As a solo runner on the 106-mile TMB journey, I wanted to travel as light as possible, which meant my food rations were depleted or downright small most of the time. After miles and miles of slogging up huge climbs in midday heat, the only thing I craved on day three was an ice cold Coke. I came to a Swiss town completely parched and went inside a café wanting to buy a can. The waitress didn’t have cans, but only a machine behind her bar.
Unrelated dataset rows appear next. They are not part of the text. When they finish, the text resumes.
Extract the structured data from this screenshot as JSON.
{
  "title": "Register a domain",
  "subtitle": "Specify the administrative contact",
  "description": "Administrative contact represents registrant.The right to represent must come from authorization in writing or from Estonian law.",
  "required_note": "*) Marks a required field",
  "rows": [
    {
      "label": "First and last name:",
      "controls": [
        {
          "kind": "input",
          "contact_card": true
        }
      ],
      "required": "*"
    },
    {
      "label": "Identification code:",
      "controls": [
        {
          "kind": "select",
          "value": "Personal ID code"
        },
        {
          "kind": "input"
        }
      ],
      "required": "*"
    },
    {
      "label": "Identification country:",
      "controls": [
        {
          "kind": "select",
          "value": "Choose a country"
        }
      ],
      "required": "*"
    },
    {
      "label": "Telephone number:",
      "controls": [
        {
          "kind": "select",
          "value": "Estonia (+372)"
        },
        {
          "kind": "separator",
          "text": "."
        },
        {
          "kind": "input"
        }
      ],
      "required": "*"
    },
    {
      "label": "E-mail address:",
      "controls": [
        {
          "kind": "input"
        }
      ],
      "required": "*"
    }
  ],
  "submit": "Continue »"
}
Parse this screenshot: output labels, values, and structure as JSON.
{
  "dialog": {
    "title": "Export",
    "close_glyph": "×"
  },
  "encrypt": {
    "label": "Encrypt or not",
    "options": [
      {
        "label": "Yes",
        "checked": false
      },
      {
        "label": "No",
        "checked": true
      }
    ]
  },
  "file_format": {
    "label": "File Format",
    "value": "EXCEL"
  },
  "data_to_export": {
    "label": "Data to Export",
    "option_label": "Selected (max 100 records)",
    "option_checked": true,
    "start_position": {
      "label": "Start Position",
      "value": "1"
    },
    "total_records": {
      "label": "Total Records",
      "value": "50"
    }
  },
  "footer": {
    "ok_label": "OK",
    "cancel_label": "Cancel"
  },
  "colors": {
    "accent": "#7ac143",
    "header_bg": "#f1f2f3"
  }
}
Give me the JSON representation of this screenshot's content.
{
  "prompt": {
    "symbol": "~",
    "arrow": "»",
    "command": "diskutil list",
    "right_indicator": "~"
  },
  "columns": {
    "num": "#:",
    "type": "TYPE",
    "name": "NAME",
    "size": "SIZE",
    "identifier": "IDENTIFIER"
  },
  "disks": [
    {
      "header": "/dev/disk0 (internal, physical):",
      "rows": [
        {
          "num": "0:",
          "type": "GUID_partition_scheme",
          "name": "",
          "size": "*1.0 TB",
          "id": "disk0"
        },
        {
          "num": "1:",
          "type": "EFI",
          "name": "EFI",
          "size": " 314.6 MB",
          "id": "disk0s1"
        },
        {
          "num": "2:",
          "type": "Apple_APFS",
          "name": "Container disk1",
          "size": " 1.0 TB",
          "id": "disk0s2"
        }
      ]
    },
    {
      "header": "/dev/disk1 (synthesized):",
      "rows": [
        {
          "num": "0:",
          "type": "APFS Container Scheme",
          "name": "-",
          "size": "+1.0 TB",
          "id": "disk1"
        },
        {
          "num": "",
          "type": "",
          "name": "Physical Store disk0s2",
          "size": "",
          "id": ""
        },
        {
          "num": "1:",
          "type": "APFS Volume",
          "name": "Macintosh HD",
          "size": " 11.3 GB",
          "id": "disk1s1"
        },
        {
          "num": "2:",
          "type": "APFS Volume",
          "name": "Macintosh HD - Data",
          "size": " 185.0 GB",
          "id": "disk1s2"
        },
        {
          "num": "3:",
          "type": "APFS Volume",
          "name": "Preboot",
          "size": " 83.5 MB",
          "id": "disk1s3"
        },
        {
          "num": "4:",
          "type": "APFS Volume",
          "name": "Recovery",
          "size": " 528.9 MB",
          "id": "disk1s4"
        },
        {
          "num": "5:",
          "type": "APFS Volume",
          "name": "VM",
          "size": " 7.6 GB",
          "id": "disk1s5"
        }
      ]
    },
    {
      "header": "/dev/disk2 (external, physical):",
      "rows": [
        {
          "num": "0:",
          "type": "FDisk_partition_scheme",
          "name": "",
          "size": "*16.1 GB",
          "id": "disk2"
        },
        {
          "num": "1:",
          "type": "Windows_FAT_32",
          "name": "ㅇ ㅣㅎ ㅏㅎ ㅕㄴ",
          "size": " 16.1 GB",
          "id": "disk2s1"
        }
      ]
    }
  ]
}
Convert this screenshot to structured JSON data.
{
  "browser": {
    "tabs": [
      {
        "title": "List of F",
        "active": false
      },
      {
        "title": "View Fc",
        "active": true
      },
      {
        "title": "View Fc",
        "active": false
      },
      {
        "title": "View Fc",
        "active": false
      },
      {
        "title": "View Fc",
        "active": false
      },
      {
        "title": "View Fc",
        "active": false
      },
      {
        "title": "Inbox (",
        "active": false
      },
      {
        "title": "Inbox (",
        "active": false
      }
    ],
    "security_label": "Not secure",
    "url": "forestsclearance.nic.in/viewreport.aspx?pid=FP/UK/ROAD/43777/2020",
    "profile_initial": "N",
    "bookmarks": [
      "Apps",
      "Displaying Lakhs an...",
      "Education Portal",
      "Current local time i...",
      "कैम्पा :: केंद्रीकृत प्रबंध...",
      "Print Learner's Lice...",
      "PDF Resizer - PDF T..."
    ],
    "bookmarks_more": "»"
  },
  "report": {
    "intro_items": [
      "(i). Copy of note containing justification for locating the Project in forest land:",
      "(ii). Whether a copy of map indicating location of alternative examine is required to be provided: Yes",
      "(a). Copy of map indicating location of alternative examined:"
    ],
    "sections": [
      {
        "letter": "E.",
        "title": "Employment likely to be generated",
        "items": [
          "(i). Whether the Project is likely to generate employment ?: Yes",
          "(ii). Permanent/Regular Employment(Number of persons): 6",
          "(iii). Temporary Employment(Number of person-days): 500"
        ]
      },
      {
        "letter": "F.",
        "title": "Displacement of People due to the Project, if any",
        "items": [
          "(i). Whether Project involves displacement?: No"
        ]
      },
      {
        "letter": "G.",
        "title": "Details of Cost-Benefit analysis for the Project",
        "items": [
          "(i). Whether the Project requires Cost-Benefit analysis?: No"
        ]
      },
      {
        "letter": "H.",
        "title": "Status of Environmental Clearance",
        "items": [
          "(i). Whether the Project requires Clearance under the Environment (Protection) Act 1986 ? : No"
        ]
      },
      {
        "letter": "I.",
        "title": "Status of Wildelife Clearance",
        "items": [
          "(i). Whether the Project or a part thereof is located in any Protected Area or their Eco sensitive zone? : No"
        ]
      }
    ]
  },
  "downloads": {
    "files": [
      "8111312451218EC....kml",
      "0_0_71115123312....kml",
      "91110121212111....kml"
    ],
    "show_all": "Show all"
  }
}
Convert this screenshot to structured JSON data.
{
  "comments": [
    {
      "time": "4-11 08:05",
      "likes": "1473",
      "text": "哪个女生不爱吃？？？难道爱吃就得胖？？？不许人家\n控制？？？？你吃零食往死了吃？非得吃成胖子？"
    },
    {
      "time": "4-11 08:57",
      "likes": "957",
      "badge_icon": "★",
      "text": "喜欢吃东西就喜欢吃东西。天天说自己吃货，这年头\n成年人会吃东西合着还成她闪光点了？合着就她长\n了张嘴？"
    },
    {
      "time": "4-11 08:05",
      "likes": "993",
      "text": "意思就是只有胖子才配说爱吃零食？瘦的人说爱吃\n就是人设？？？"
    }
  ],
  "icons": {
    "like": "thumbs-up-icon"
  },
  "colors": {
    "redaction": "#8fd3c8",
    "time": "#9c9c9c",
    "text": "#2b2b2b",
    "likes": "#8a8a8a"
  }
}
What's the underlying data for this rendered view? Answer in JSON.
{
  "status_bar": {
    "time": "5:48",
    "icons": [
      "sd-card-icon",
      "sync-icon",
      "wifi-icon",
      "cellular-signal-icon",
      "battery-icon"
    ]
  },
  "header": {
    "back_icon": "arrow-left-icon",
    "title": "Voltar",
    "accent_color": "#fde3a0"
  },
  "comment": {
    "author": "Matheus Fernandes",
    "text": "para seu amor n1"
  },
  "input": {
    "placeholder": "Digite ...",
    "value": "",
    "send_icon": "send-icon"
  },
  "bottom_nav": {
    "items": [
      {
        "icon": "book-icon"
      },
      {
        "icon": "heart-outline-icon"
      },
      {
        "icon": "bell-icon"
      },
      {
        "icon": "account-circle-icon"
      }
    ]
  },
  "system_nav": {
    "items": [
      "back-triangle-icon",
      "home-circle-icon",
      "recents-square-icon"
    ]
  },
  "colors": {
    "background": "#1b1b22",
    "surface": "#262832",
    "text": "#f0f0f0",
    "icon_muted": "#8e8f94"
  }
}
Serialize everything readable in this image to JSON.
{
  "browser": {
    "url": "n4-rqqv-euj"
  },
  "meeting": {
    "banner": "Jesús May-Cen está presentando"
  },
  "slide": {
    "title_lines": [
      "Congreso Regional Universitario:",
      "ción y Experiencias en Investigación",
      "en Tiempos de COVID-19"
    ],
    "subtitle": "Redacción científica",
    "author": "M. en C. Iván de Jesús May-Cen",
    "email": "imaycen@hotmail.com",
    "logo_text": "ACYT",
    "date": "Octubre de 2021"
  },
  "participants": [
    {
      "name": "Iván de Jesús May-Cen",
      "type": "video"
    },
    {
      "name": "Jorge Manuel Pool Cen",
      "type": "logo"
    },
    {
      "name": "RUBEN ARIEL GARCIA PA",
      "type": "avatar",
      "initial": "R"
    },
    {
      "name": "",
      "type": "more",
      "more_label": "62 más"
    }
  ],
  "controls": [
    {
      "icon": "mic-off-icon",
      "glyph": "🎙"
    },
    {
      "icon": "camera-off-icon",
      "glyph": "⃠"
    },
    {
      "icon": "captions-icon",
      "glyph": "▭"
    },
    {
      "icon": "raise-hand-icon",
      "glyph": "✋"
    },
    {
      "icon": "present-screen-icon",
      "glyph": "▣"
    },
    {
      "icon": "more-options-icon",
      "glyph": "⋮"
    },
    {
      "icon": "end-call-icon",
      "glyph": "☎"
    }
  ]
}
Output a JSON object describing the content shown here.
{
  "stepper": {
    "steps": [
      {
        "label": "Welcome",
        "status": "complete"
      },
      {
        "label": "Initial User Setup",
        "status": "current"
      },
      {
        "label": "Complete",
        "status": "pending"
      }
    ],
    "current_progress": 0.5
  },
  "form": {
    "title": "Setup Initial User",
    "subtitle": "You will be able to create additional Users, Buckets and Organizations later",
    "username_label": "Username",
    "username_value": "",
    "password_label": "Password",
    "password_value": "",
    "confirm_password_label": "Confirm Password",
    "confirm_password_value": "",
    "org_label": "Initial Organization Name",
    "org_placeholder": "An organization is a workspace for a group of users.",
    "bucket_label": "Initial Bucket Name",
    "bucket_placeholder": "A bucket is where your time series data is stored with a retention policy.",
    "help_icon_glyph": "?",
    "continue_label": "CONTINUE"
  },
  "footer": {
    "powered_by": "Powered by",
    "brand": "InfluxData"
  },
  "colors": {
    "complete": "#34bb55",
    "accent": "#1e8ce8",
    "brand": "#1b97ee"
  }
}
As we struggled to communicate and figure out what I could put the Coke in, she searched and found an empty small screw top wine bottle. She cleaned it for me, filled it with Coke and handed it to me. Off I went, replenished and completely psyched about the good fortune and kindness of yet another person on this journey.
|Watching the CCC racers coming through Switzerland|
5 – This was worth it (and a final goal).
Getting back to Chamonix and completing the run was pretty emotional. It’s a super-demanding journey, and even though I broke it into several days, you arrive back to town with a new perspective having endured a lot of highs and lows along the way. What I wasn’t expecting was how choked up I’d be seeing other runners finish the UTMB. After making it back to Chamonix and sleeping, I saw runners who were finishing after 35-40 hours of running. The faster runners had come in 5-10 hours earlier. You can see a million emotions on the faces of these runners as they come into the finish – the exhaustion, the pride, the humility and the love as they see their friends and family. As the men draped themselves in their country’s flag, I decided one day to return to Chamonix as an official UTMB runner (not an “impasta!”). I can’t imagine what I’ll feel when I cross the line. For now, it’s back to the office.